L'Ipad è arrivato. Dopo quasi 3 mesi d'attesa è arrivato anche in Italia il nuovo oggetto culto della Apple che nei primi 60 giorni di vita ha registrato vendite per due milioni di vendite.

Non è un pc, non è un netbook, non è un telefono, ma allora cos'è quest'Ipad?! E' di sicuro un'ulteriore scommessa vinta dalla casa di Cupertino che ancora una volta, checchè ne dicano i detrattori della mela (pochi, pochissimi ormai...), ha colpito nel segno, ha lanciato un'idea rivoluzionaria.
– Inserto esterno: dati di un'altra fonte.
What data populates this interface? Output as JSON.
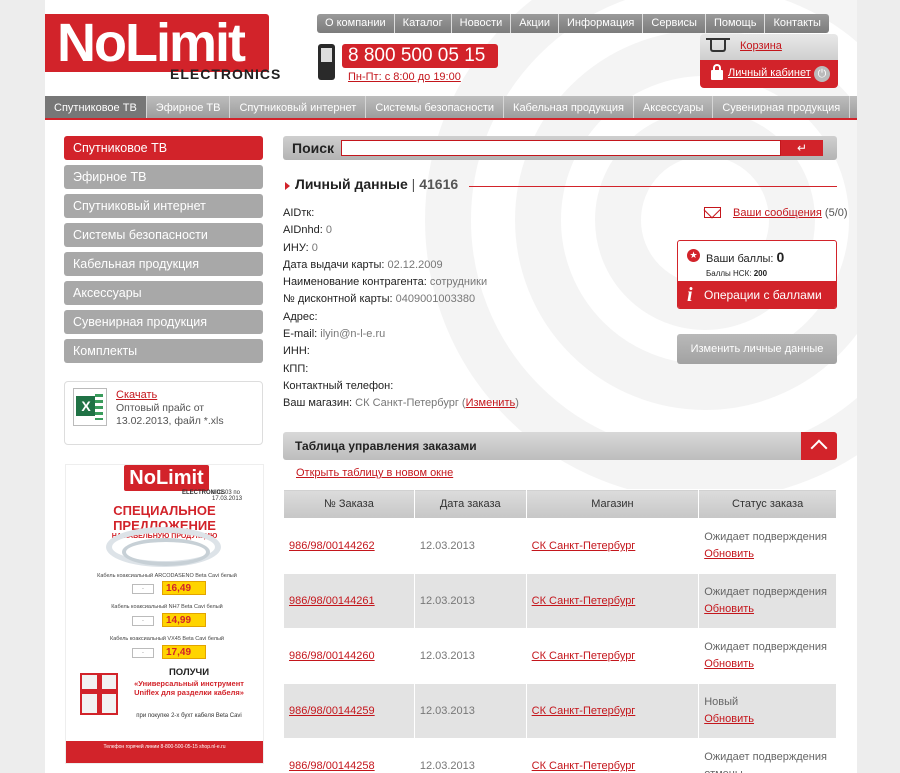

L'hanno chiamata la "la terza via della tecnologia", un tablet che permette una navigazione in internet rapida e veloce, con un design accattivante (guarda che novità) e con un'attesa che ha superato di gran lunga quella per l'altro must della Apple, l'Iphone. Chi ne vuole parlare male prova a trovare difetti che, come in tutte gli oggetti rivoluzionari esistono, ma che sono nulla in confronto agli aspetti innovativi dello stesso: da quando è stato presentato, l'Ipad, ha cambiato le regole dell'editoria; nel nostro futuro i quotidiani si leggeranno su simili tablet, ovviamente copiati da tutte le altre case, i libri si leggeranno su uno schermo e si volterà pagina con una semplice pressione sullo stesso. Piaccia o non piaccia questo è il futuro, questa è l'evoluzione tecnologica.

Aldilà dell'effettiva utilità dell'Ipad, non si può non ammirare, l'operazione di marketing fatta da Steve Jobs e soci: anche in questo campo, infatti, la Apple ha rivoluzionato le regole del gioco, con presentazioni spettacolari, con rumors che alle volte sono sfociate in uno dei più classici esempi di viral marketing, come nell'occasione della presunta copia dell'Iphone 4g prima rubata e poi ritrovata, ma nel frattempo pubblicata su internet. Questa è rivoluzione: non soltanto tecnologica, ma aziendale, nell'attesa che l'Ipad cambi definitivamente le nostre abitudini. Che lo si voglia o no.